One of my favorite bits is the Sobornost's abhorrence for the unpredictability of quantum mechanics. (This is just one of the implications of the Great Common Task, not its primary motivation or guiding principle,, but it's one that figures prominently.) For instance, there's a scene in which a higher-level Sobornost gogol speaks with some of his juniors who are running ultra-detailed virtual worlds inhabited by conscious simulations of people who lived in the pre-Sobornost era. A passing question as to whether the detail goes "down to the quantum level" leads to a panicked response from one of the researchers explaining the lengths they've gone to to avoid such "contamination." It's a brief thing, but the sense of paranoia and ideological intolerance it evokes is palpable.

That initially seems like a bizarrely esoteric thing to be angered by but, on reflection, makes perfect sense- dislike for the unpredictable or uncontrollable or messy is a common enough trait, one sometimes taken to an extreme. Take human beings with that sort of mentality and scale them up until they have the power of gods and intellects that fill computronium brains the size of moons, and the sorts of things flesh-and-blood humans try to impose order on pale into relative insignificance. It's the kind of moment I love in science fiction, where something that initially seems unreasonable, out of place, or downright absurd suddenly fits perfectly.

(I still remember, back when I was a little kid listening to Carl Sagan explaining what atoms were like in Episode 9 of Cosmos, being genuinely unsettled by the revelation that an atom's electron cloud contained almost all of the atom's volume but almost none of its mass, and that everything I thought of as solid was actually almost entirely empty space. So I can empathize with the idea of being offended by the behavior of subatomic particles more than most, perhaps. The chilling climax of this dramatic reenactment starring Agent Smith and Morpheus conveys it better than I ever could.)

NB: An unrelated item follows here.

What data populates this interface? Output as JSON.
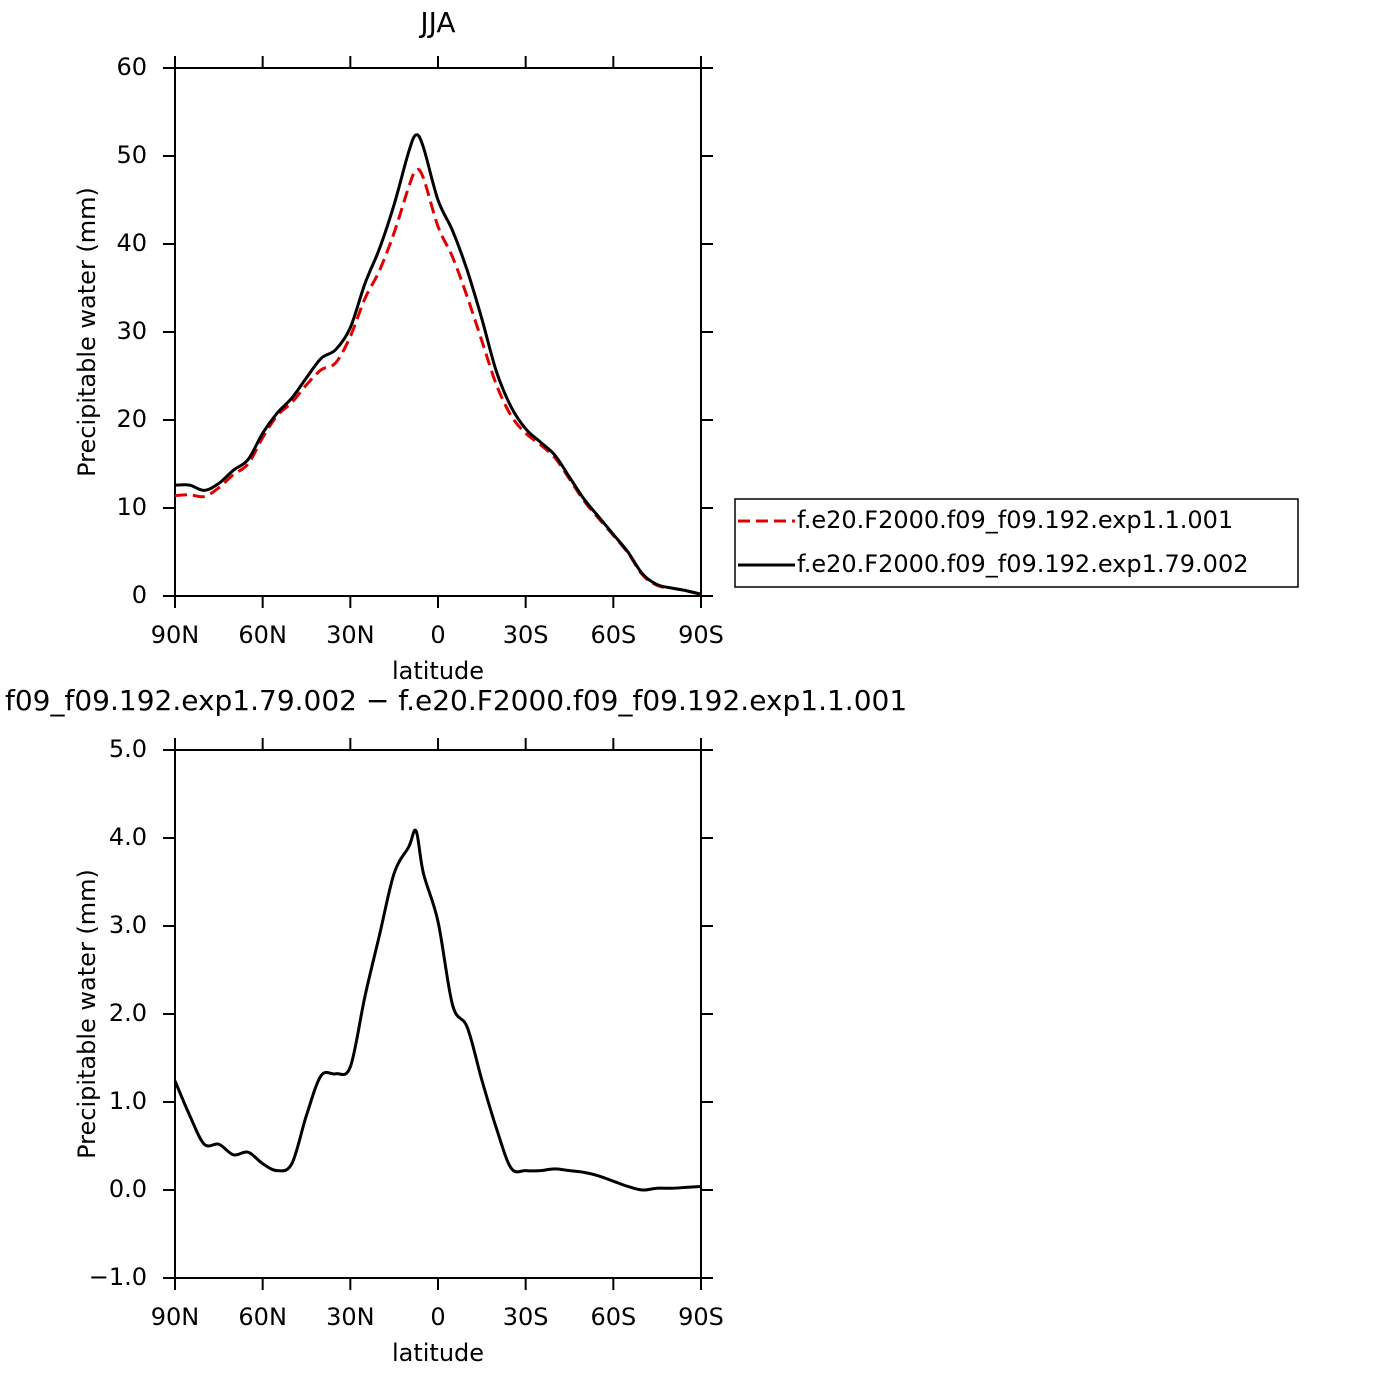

Rajaniemi does interesting things with ideas like mind uploading and artificial intelligence, especially in the way he integrate some of them into the heist thriller elements of the book. Conflicts can leap from the virtual to the real and back as minds abandon their physical bodies or take them up again, move and copy themselves through computer systems and virtual reality environments, or transmit themselves as data from one physical substrate to another to stay a step ahead. People can radically alter their own personality and memories, take on temporary mental personae- in effect, actually be someone else- while their higher "metaself" oversees them, or go into states of altered consciousness appropriate to particular situations. Individual minds can be copied en masse, either entirely or in limited partial versions.

There's also a refreshing diversity of opinion on the philosophical ramifications of such copying. Some people are casually accepting of it, while others find the idea of being copied deeply violating. The Founders of the Sobornost have built an entire society around it and treat subordinate gogols-- including fully conscious copies of themselves- as casually disposable. Other issues are also raised-- for instance, the extent to which an earlier iteration of yourself who did things you can't remember doing was "you." The book doesn't focus on these things, but they are dealt with in an interesting way.

I strongly recommend The Fractal Prince and its predecessor, The Quantum Thief, for seasoned fans of science fiction, especially if you're interested in far-future settings or subjects like artificial intelligence, mind uploading, and posthumanism, or just like a fast-paced adventure story or crime/heist thrillers, provided you don't mind some fairly dense world-building. It's entertaining, finely written, has an intriguing and imaginative setting, and strongly rewards reading more than once.